Au Revoir Liverpool – Maureen Lee

I am a fan of Maureen Lee’s novels and have read them all. Her last I was not that enamoured with so picked up this one with some trepidation. I had no need to be fearful, it was back to the wonderful style that Lee seems to weave within a story.

Jessica, mum to Jamie and Dora is married to Bertie. Everything should be okay but Bertie is very controlling and Jessica very weak. She puts up with everything because of the children. However a mad moment in a hotel with a man who is too close to home results in Jessica suddenly having to be strong. 

Bertie still wants to exert control, so he leaves Jessica alone and needing to start again. She gathers herself together and finds a job, from there she meets the father of an old friend Sara who happens to be in Paris. Jessica goes out to Sara whose father would like her to return to Liverpool before war breaks out. Jessica’s life changes as war arrives in a very different way in Paris as it would have done in Liverpool. She suddenly finds her self becoming stronger and does not recognise the weak person she once was in an occupied city. However thoughts of what she has left behind are never far from her.

Will the war ever end?

Will Jessica be able to reconcile herself with the city she has left behind? Or will Bertie still try and exert some control if she does return?

Maureen Lee, makes Jessica a character that changes, and as you read, my opinion of her changed. I disliked her greatly for what she was putting up with from her husband and mother in law. Her own mother was not much better, and Jessica was to all intents and purposes a doormat. However, the shock of Bertie’s treatment means she has to survive or give up.  I am so glad she chose survival as her life in Paris shows a different part of the war. That of being occupied by the opposing nation, but also how all involved what life to go as normal. Restaurants still serve diners, theatres still open and  love still blossoms.

In contrast Sara, was to begin with the antithesis of Jessica.
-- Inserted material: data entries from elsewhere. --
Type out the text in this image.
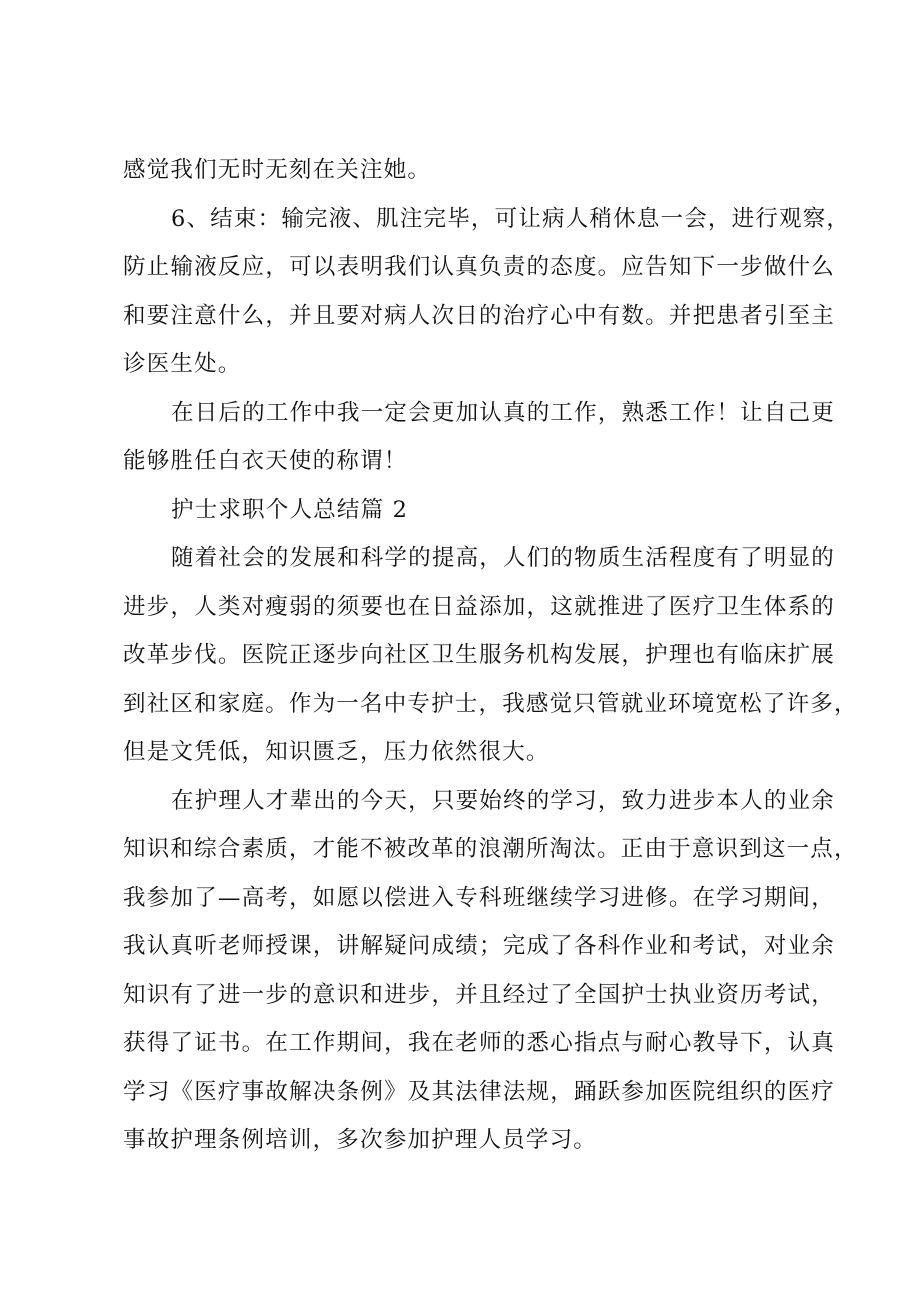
感觉我们无时无刻在关注她。

6、结束：输完液、肌注完毕，可让病人稍休息一会，进行观察，
防止输液反应，可以表明我们认真负责的态度。应告知下一步做什么
和要注意什么，并且要对病人次日的治疗心中有数。并把患者引至主
诊医生处。

在日后的工作中我一定会更加认真的工作，熟悉工作！让自己更
能够胜任白衣天使的称谓！

护士求职个人总结篇 2

随着社会的发展和科学的提高，人们的物质生活程度有了明显的
进步，人类对瘦弱的须要也在日益添加，这就推进了医疗卫生体系的
改革步伐。医院正逐步向社区卫生服务机构发展，护理也有临床扩展
到社区和家庭。作为一名中专护士，我感觉只管就业环境宽松了许多，
但是文凭低，知识匮乏，压力依然很大。

在护理人才辈出的今天，只要始终的学习，致力进步本人的业余
知识和综合素质，才能不被改革的浪潮所淘汰。正由于意识到这一点，
我参加了—高考，如愿以偿进入专科班继续学习进修。在学习期间，
我认真听老师授课，讲解疑问成绩；完成了各科作业和考试，对业余
知识有了进一步的意识和进步，并且经过了全国护士执业资历考试，
获得了证书。在工作期间，我在老师的悉心指点与耐心教导下，认真
学习《医疗事故解决条例》及其法律法规，踊跃参加医院组织的医疗
事故护理条例培训，多次参加护理人员学习。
She has spirit and strength and is not afraid to use it. It causes many tensions between her husband, her children and even her friendship with Jessica. When Jessica shares a secret, Sara is too focussed on herself to even realise what is going on. Sara loses like Jessica does and suddenly they have more in common and change is the only way forward.
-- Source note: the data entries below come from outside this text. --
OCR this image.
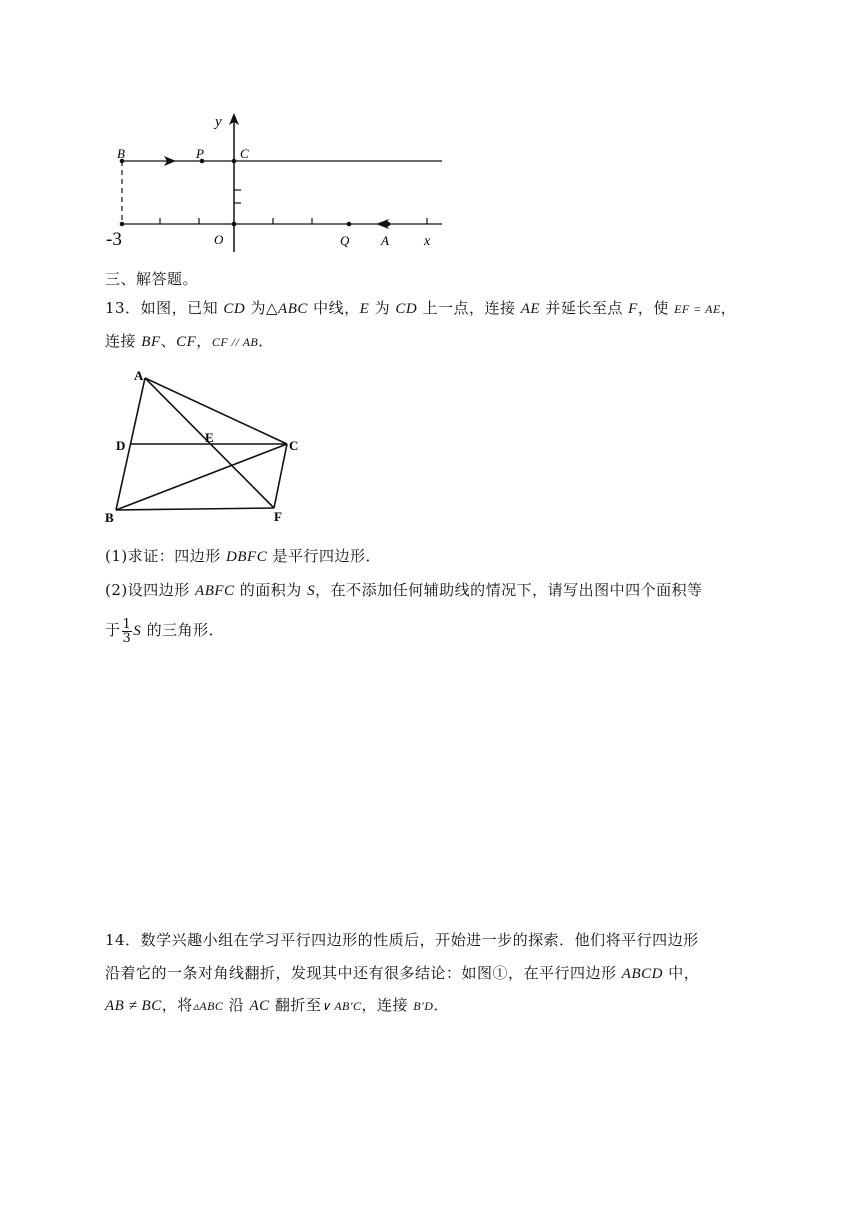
y
B	P	C
-3	O	Q A	x
三、解答题。
13．如图，已知 CD 为△ABC 中线，E 为 CD 上一点，连接 AE 并延长至点 F，使 EF = AE，
连接 BF、CF，CF // AB．
A
D
E
C
B	F
(1)求证：四边形 DBFC 是平行四边形．
(2)设四边形 ABFC 的面积为 S，在不添加任何辅助线的情况下，请写出图中四个面积等
于 $\frac{1}{3}$ S 的三角形．
14．数学兴趣小组在学习平行四边形的性质后，开始进一步的探索．他们将平行四边形
沿着它的一条对角线翻折，发现其中还有很多结论：如图①，在平行四边形 ABCD 中，
AB ≠ BC，将▵ABC 沿 AC 翻折至∨ AB′C，连接 B′D．
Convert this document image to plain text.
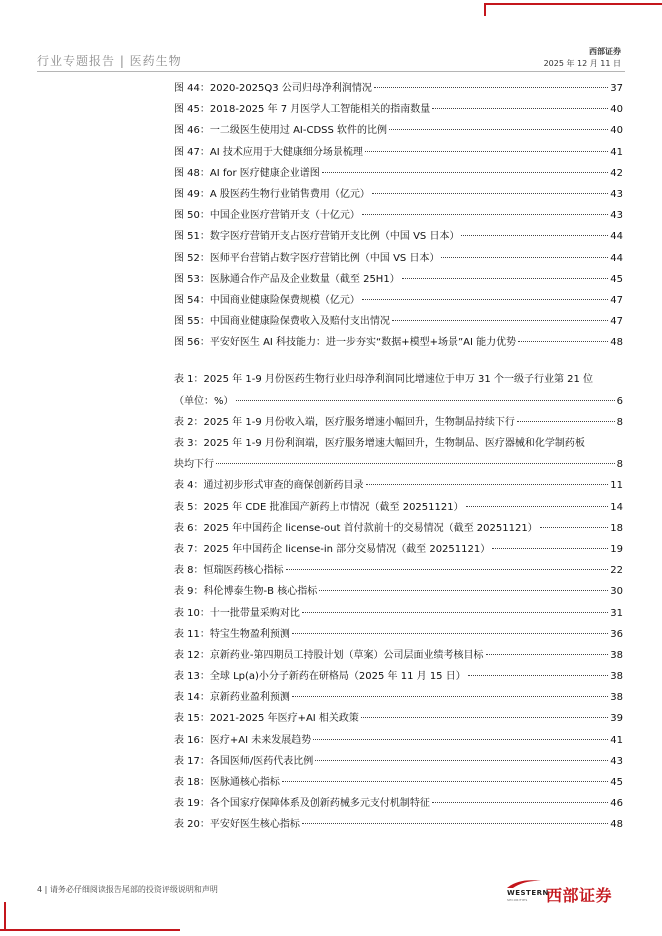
行业专题报告 | 医药生物
西部证券
2025 年 12 月 11 日
图 44：2020-2025Q3 公司归母净利润情况	37
图 45：2018-2025 年 7 月医学人工智能相关的指南数量	40
图 46：一二级医生使用过 AI-CDSS 软件的比例	40
图 47：AI 技术应用于大健康细分场景梳理	41
图 48：AI for 医疗健康企业谱图	42
图 49：A 股医药生物行业销售费用（亿元）	43
图 50：中国企业医疗营销开支（十亿元）	43
图 51：数字医疗营销开支占医疗营销开支比例（中国 VS 日本）	44
图 52：医师平台营销占数字医疗营销比例（中国 VS 日本）	44
图 53：医脉通合作产品及企业数量（截至 25H1）	45
图 54：中国商业健康险保费规模（亿元）	47
图 55：中国商业健康险保费收入及赔付支出情况	47
图 56：平安好医生 AI 科技能力：进一步夯实“数据+模型+场景”AI 能力优势	48
表 1：2025 年 1-9 月份医药生物行业归母净利润同比增速位于申万 31 个一级子行业第 21 位
（单位：%）	6
表 2：2025 年 1-9 月份收入端，医疗服务增速小幅回升，生物制品持续下行	8
表 3：2025 年 1-9 月份利润端，医疗服务增速大幅回升，生物制品、医疗器械和化学制药板
块均下行	8
表 4：通过初步形式审查的商保创新药目录	11
表 5：2025 年 CDE 批准国产新药上市情况（截至 20251121）	14
表 6：2025 年中国药企 license-out 首付款前十的交易情况（截至 20251121）	18
表 7：2025 年中国药企 license-in 部分交易情况（截至 20251121）	19
表 8：恒瑞医药核心指标	22
表 9：科伦博泰生物-B 核心指标	30
表 10：十一批带量采购对比	31
表 11：特宝生物盈利预测	36
表 12：京新药业-第四期员工持股计划（草案）公司层面业绩考核目标	38
表 13：全球 Lp(a)小分子新药在研格局（2025 年 11 月 15 日）	38
表 14：京新药业盈利预测	38
表 15：2021-2025 年医疗+AI 相关政策	39
表 16：医疗+AI 未来发展趋势	41
表 17：各国医师/医药代表比例	43
表 18：医脉通核心指标	45
表 19：各个国家疗保障体系及创新药械多元支付机制特征	46
表 20：平安好医生核心指标	48
4 | 请务必仔细阅读报告尾部的投资评级说明和声明	WESTERN
SECURITIES 西部证券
It was a refreshing change to not focus the story completely in Britain and brought a rather cosmopolitan edge to the book and enable more substance to be developed with the characters as well as the plot. The story was enough to keep me turning and I enjoyed reading it. I was not sure how it would tie together and end and that is why I had to keep reading. To me a sign of a good book. This I would recommend as a good place to start if you have never read any Maureen Lee before.

I have been reading Maureen Lee novels since around 1994 and have consumed them all apart from Dusk since. They are books to consume as they are just books that do not take long to read, but absorb you in a storyline and that enjoyable saga quality which I do love about books. When I was at university this were the only types of  books I read. Mainly because it was so far apart from all the history books I was reading. The love of them has stayed with me, even if some of her novels are not up to scratch, I have always gone back for more. Some authors have put me right off  and have not ventured back for a long time.